30.12.07
Départ définitif... pas si définitif que ça
J'avais prévenu tous le monde !
"Le 30 décembre, je pars du Pays-Basque et ensuite, pas d'internet jusqu'à ce que je sois en Australie !"
J'ai reçu plein de gentils messages en guise d'au revoir et certaines attentions m'ont particulièrement touchées d'ailleurs.
Mais la nouveauté, c'est que je vais revenir ! Je ne pars plus !... enfin, plus aussi vite en fait.

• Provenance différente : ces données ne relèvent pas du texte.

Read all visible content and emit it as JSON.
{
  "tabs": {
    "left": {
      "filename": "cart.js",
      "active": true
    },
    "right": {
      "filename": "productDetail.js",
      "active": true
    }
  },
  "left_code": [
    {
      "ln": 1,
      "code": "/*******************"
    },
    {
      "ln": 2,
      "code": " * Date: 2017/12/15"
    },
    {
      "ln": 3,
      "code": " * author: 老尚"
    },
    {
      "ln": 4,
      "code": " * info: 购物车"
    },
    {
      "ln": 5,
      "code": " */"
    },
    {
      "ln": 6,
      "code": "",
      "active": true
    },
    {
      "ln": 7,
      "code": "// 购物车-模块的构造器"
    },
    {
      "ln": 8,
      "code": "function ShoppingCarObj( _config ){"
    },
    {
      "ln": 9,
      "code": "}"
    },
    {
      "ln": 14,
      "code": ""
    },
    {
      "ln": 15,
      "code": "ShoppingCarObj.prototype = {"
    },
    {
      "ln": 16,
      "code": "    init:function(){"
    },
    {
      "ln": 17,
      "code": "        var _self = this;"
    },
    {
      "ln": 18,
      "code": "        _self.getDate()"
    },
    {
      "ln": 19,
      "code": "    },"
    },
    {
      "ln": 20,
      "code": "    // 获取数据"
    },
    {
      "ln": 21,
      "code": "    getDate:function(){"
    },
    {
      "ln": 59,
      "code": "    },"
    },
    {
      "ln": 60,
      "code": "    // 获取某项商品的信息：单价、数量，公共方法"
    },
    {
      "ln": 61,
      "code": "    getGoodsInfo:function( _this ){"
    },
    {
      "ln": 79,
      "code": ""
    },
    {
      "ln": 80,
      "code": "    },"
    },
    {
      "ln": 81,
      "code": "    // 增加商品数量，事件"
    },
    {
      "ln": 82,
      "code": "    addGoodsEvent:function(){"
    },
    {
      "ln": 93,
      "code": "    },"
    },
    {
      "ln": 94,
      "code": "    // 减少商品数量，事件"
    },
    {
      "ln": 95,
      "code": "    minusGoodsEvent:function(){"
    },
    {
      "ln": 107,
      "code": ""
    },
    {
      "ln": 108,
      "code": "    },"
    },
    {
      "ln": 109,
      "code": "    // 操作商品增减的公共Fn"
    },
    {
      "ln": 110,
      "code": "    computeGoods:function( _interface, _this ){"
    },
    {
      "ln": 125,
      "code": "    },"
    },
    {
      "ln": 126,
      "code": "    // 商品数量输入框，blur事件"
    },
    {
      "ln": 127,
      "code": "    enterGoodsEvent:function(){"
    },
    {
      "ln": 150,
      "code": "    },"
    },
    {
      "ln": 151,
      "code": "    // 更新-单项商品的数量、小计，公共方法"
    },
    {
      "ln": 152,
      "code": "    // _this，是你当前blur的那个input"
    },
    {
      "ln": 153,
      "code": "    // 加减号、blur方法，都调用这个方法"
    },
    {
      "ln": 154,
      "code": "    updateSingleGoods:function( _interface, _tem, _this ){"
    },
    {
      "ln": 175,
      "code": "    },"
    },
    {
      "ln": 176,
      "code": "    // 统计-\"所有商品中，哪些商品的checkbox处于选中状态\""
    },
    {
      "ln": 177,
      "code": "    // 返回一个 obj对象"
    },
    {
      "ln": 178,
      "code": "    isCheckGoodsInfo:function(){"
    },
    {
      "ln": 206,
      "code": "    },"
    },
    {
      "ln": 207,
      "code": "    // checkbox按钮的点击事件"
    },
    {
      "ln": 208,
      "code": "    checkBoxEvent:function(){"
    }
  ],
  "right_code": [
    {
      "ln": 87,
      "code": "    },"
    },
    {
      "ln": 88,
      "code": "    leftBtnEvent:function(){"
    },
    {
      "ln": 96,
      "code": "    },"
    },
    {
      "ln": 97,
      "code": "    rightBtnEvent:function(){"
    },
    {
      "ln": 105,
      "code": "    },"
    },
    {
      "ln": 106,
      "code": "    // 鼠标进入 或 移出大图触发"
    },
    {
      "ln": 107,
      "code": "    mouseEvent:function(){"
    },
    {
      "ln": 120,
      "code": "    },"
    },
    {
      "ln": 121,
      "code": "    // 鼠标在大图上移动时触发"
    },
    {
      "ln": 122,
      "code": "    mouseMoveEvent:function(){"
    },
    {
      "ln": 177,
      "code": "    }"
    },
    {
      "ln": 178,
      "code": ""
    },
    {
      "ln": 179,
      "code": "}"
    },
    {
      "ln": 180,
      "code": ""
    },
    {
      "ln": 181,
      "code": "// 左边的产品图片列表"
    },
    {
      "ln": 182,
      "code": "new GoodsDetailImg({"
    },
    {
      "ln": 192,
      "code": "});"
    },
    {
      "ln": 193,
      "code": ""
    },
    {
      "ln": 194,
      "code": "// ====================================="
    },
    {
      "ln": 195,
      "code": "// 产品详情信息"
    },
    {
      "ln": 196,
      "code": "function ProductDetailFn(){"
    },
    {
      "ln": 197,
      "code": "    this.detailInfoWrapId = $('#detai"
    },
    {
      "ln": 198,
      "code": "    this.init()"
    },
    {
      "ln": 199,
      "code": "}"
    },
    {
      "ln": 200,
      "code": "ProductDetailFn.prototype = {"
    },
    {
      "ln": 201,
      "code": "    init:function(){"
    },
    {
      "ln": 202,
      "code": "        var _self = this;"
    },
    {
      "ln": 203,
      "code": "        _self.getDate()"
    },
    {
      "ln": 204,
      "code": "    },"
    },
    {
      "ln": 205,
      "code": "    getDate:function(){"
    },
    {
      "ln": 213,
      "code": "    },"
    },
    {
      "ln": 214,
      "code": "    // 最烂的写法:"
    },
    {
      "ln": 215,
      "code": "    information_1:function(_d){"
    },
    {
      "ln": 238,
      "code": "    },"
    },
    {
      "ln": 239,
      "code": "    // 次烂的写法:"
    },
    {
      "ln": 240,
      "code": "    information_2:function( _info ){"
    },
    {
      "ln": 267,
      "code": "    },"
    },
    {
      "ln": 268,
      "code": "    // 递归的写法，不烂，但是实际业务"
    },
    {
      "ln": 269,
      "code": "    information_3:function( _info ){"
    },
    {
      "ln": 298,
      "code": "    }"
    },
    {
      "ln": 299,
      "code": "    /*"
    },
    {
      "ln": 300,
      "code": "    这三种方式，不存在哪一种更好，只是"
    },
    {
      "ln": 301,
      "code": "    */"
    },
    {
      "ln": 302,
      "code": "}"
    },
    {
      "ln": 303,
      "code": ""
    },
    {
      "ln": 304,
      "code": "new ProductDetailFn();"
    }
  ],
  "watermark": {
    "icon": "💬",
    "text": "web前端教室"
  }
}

Un changement de programme va me ramener chez moi et je pourrais donc poursuivre mes préparatifs bien tranquillement à la maison. Préparatifs qui se résument à peu de choses près au harcèlement d'un ophtalmo, à la souscription d'une assurance et à la réservation d'un lieu où dormir (pont ou métro) à Sydney.
Je vous retrouverai donc plus vite que prévu et pourrai ainsi enfin rajouter des photos de Angers au diaporama qui, il faut l'avouer, fait vraiment ridicule actuellement.
Passez un bon premier de l'an (le notre est déguisé... vivement les photos ^^) et à très vite.
25.12.07
Joyeux Noël !!
Un scoop dont j’aimerai faire profiter tous mes collègues de marketing et tous ceux qui se posent encore des questions du style "Mais comment fait le Père Noël pour fabriquer tous ces cadeaux en si peu de temps ?".
La réponse est simple : le vieux barbu s’approvisionne chez Décathlon !!!!
Si si, je vous jure !
J’en veux pour preuve les cadeaux qu’il a déposé hier soir au pied de mon beau sapin Roi des forêt (devenu Prince du Salon pour l’occasion) : sac de couchage, sac à dos, vêtements légers, boussole et même couteau suisse !
En conclusion, soit le Père Noël est actionnaire majoritaire de la firme à fond la forme, soit ses lutins ont cambriolé un magasin (ou peut-être même les deux afin de faire marcher l’assurance, mais dans ce cas là, ceci ne nous regarde pas).
Me voilà donc fin prêt pour la grande aventure !
Il ne me reste que le permis et l’assurance à prendre. Le billet d’avion électronique est arrivée la semaine dernière et pour citer quelqu’un qui m’a aidé à ne pas paniquer : "tant qu’on a son billet et son passeport, on peut toujours se débrouiller sur place pour le reste !"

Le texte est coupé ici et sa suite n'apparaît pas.